Definition
Permissions provide the ability to evaluate, record, and access information identifying the right of an individual or entity to use, access, or do something, be something, or have something.
A permissions capability embraces more than technology, and includes people, processes, and enablers such a business design, service models, and governance.
Note that some permissions may lead to an entitlement being provided. The scope and granting of entitlements are covered in the entitlements capability in the Australian Government Architecture.
Purpose
Permission management, whether as a distinct system or as a functional component of a broader system, is essential for the evaluation, recording and accessing the rights of an individual or organisation.
A mature permission capability will enable permissions only to those who are entitled to them and enable those granting the permissions to do so in a secure and efficient manner.
Suitable handling of permissions is realised through:
- evaluating, accessing information, and capturing the right of an individual or entity to use, access, or do something, be something, or have something
- allowing or restricting permission, internally and externally, in a controlled manner and on a needs-basis
- functioning as part of a suite of capabilities within the Cyber Security domain, integrating with other systems to or within which permissions are being granted.
Objective
The objectives of this Australian Government Architecture (AGA) content are to:
- identify, consolidate, and standardise permissions approaches, especially those with complementary systems functionality, to increase efficiency and reduce the complexity of government service delivery
- enhance customer experience for individuals and business when they engage with entities
- establish and implement consistent standards or designs where entity solutions require permissions
- ensure that new application solutions draw security efficiency from preceding investments, implementations, and learnings to maximise re-use and minimise risk.

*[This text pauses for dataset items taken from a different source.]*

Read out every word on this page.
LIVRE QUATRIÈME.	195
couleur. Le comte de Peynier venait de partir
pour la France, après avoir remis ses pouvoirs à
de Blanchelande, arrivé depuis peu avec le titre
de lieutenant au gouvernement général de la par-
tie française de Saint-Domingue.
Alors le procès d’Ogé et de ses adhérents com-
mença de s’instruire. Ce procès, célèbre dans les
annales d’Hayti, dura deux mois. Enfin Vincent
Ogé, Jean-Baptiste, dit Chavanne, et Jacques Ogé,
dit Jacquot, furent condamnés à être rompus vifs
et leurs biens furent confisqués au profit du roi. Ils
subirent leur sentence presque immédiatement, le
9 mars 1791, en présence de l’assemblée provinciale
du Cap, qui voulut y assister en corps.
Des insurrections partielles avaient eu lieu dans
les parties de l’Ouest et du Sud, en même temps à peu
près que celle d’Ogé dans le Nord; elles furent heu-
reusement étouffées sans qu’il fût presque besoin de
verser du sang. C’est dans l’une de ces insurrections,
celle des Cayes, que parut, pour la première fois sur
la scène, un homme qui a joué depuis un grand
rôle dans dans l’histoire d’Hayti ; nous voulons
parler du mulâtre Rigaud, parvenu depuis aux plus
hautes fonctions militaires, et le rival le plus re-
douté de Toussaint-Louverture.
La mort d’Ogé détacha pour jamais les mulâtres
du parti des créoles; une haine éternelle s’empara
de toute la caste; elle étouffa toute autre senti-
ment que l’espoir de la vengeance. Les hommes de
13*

Whole of Government Applicability
Permissions have broad applicability in delivering services such as payments, grants, visas, and permits where there is a need to ensure:
- consistent, effective, and efficient processing, workflow, approvals, and decision functionality for entities responsible for issuing permissions.
- a customer-centric focus, ensuring simple and appropriate, yet robust management of permissions that suits the unique context of the system and its data and security needs
- use of proven permissions designs, development approaches, and lessons learned, including approaches that assist APS skills development, remove design development complexity, and directly leverage available expertise.
The Data and Digital Government Strategy and Implementation Plan impose obligations on the APS for the provisioning of permissions through:
- Delivering for all people and business: To embed inclusion and accessibility
- Simple and seamless services: To be digital by design
- Trusted and secure: To build and maintain trust.
Policy Elements
-
Confirm permissions applicability
Not all proposed solutions may be permissions related. The permissions standard has identified a set of criteria questions to assist entities in determining applicability of permissions guidance.
-
Comply with legislation and regulation
An entity must comply with any legislation relevant to its circumstances.
-
Identify permissions related roles
Permission business processes can be depicted through relevant use cases and the identification of key roles.
-
Identify permissions decision type
Permissions decisions are typically in response to either an immediate or known future need. Identifying the decision type assists in shaping design of business and technology systems underpinning operations.
-
Align operational and technological needs
Entities should analyse and assess their specific needs, and develop a comprehensive set of technology, business, service, and compliance requirements.
-
Apply a risk-based approach to permissions
The assessment and management of risks associated with the handling of permissions should inform design and investment decisions.
-
Lower development and maintenance complexity of permissions solutions
Adopt supplier guidance and industry best practice during the solution design and development phases of the solution implementation.
-
Ensure the ongoing viability of permissions solutions
Entities should ensure continual improvement of processes, and features, data, security, technology, skills, and cost should remain a focus to maximise functionality, reduce risk, and minimise accumulation of technical debt.
-
Adhere to reuse principles
Entities should give priority to the adoption of reuseable digital and ICT solutions, patterns, or knowledge, and, where necessary, design new solutions with a focus on future reuse.